According to a New York Times insight, social media sites that enable rendering short messages such as Facebook and Twitter are gaining more and more ground, leaving blogs well behind. The latter are preferred by users that want to tackle various issues in detail, whether the former are easier in managing relationships with families and friends, especially among the young. The Internet and American Life Project reveals that from 2006 to 2009, blogging among children at ages 12 to 17 fell by half; now 14 percent of children those ages who use the Internet have blogs. Among 18-to-33-year-olds, the project said that blogging dropped two percentage points in 2010 from two years earlier.

A video infographic reveals that the Facebook phenomenon is gaining tremendous proportions as the social website currently has 500,000,000 active users. In the US alone, out of 206.2 million internet users, 71.2% of the web audience is on Facebook. Changes in psychology and sociology are also inevitable as 52% of people admit talking more online than in real life. The most active stratum is among younger users, as 48% of young Americans find out about news on Facebook and 48% of the 18 and 34 year-olds check Facebook when they wake up.

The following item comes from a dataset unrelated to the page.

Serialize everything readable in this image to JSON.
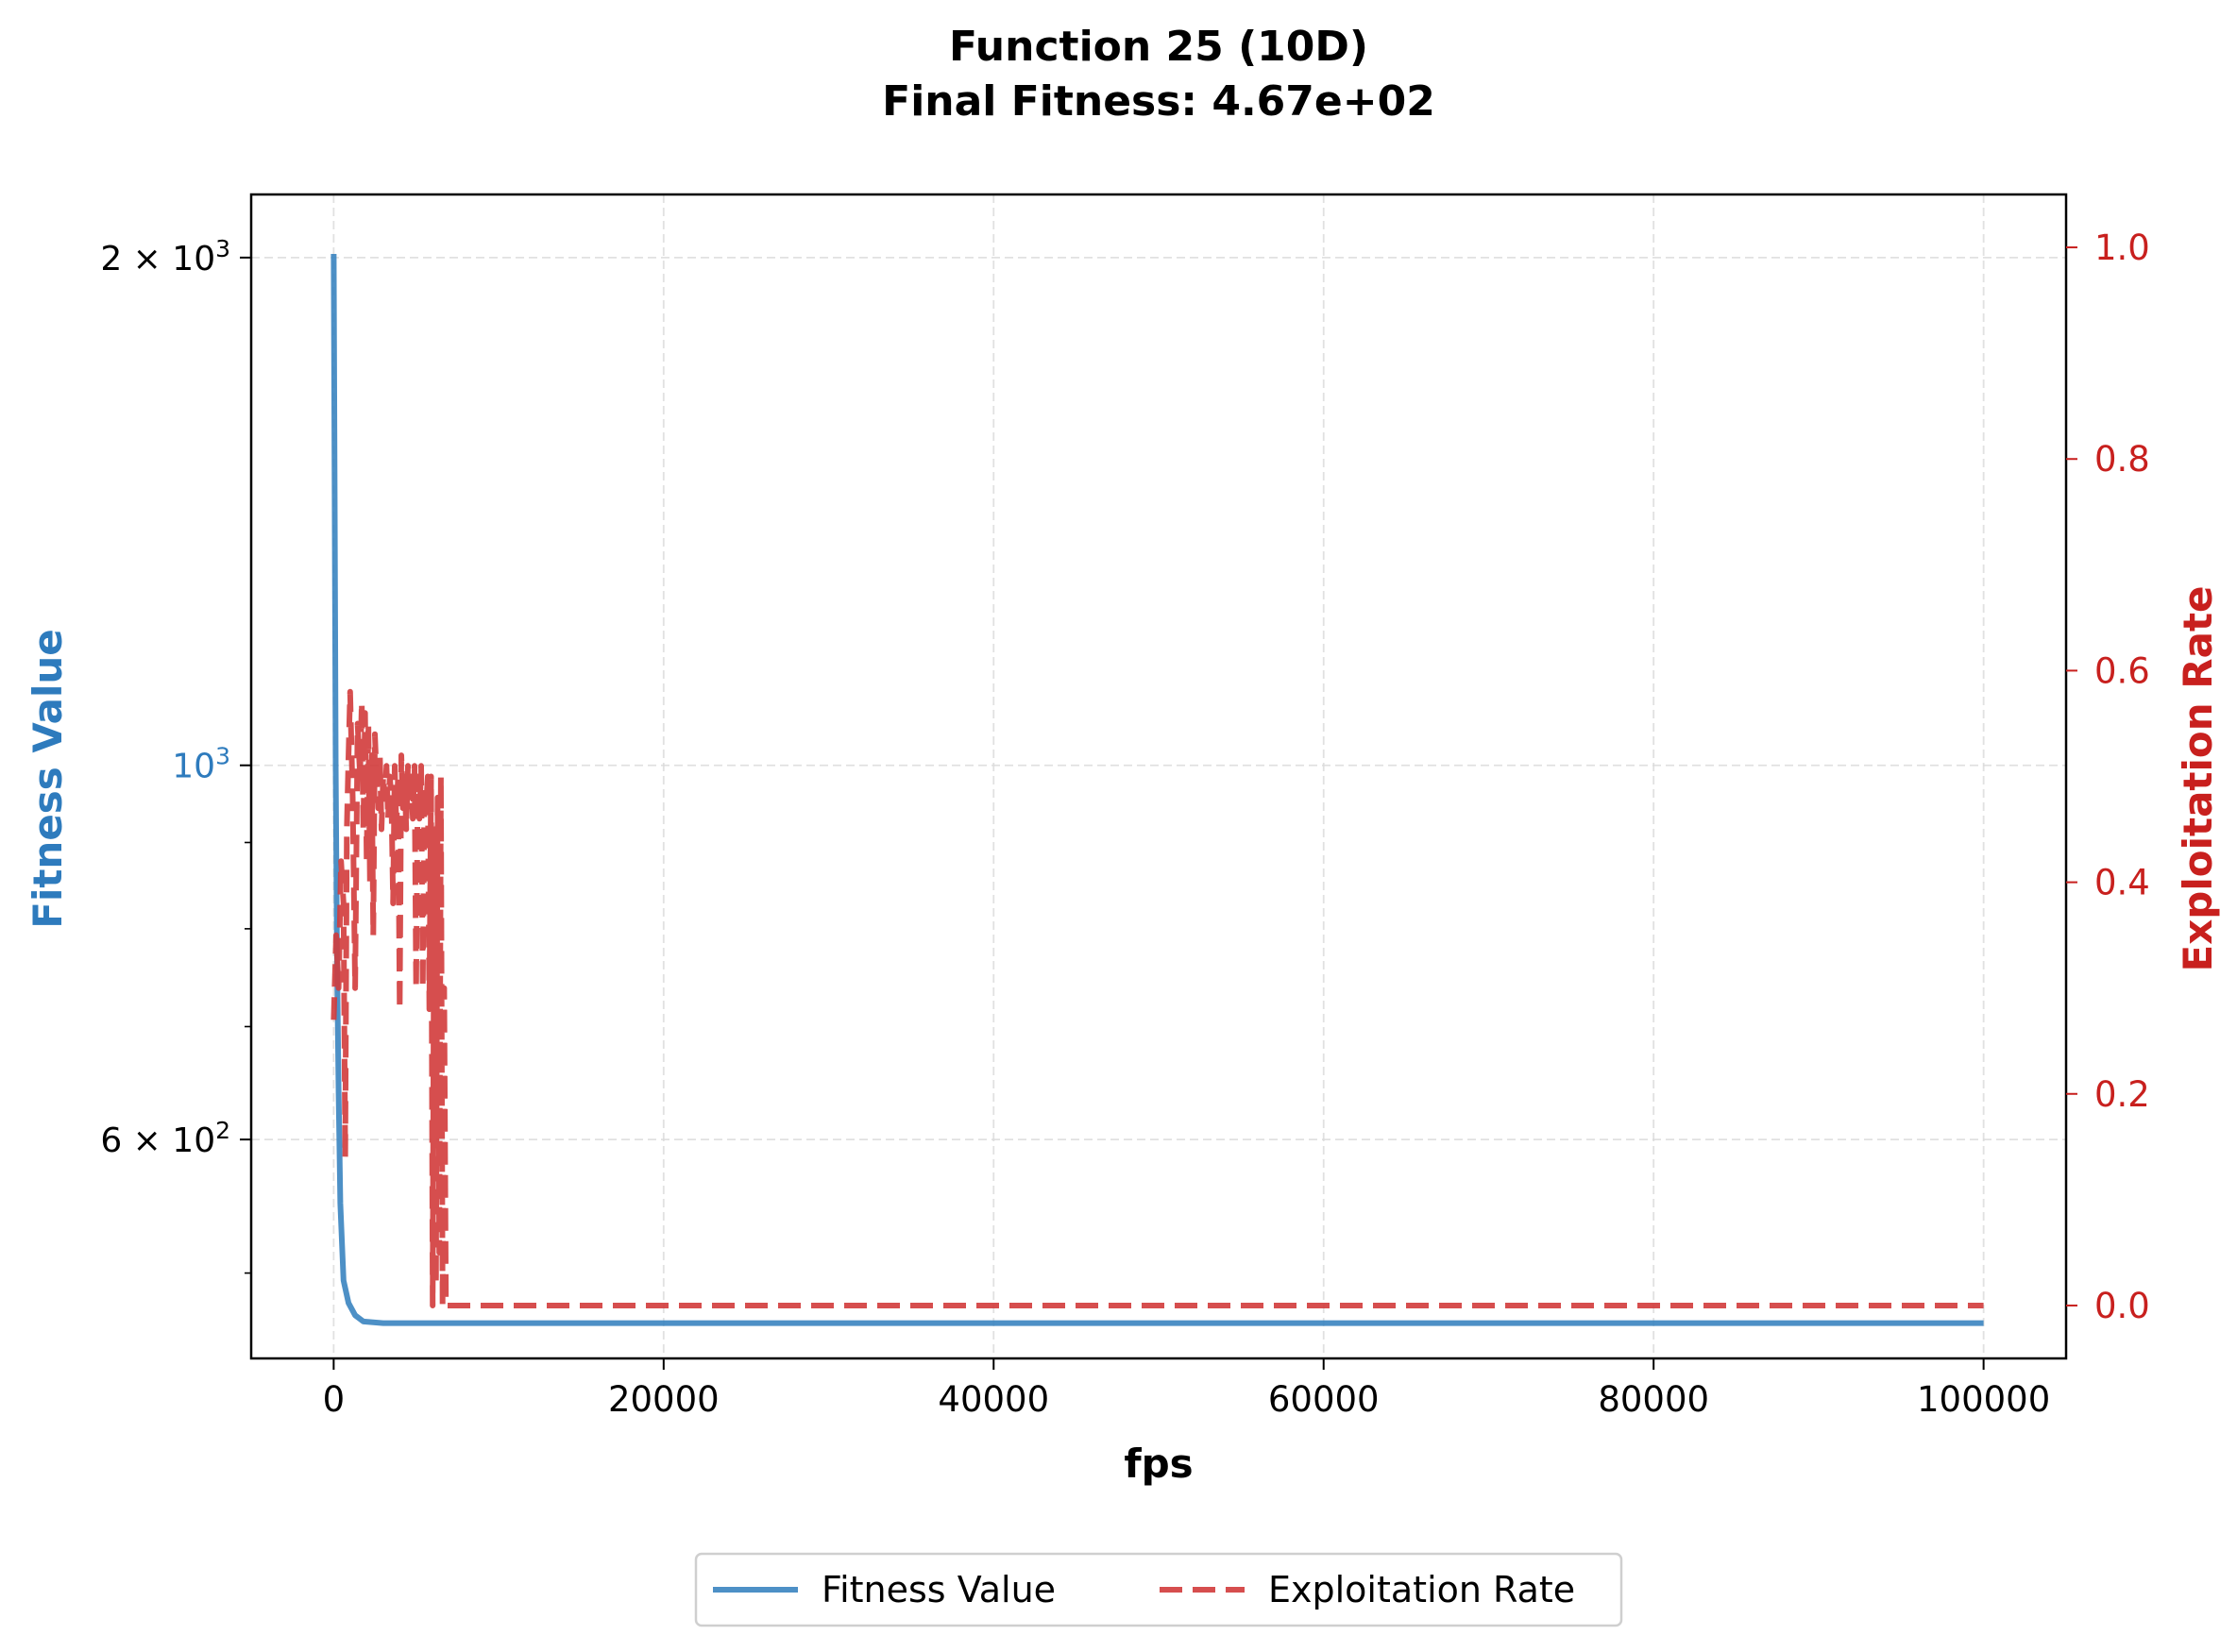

Facebook currently clouds in 60 billion photos compared to Photobucket’s 8 billion, Picasa’s 7 billion and Flickr’s 5 billion. Weekends seem to be the busiest times for uploading photos on Facebook and most tags come from young and middle-aged users, women outnumbering men in terms of numbers of uploaded photos.

An interesting note about Facebook is its use as a way of updating status relationships as 37 million people have changed their status to married and 44 million changed their status to single. The decision of posting the status relationship on the Facebook profile brings about discussions and decision-making among partners and single users as well. Noam Cohen notes that “many couples on Facebook have had to ask hard questions and perhaps redefine terms, much the way many on the site now use ‘friend’ to mean someone who has once bumped into someone you also once bumped into.”  Managing one’s relationships on Facebook has become an important part of our web lives, and even our use of the personal cloud.

Facebook’s valuation at $82.9 billion, 40 percent more than in December 2010 translates into investors’ interest in the company; more specifically, only non-US investors, as decided by Goldman Sachs, so as to increase its multicultural image.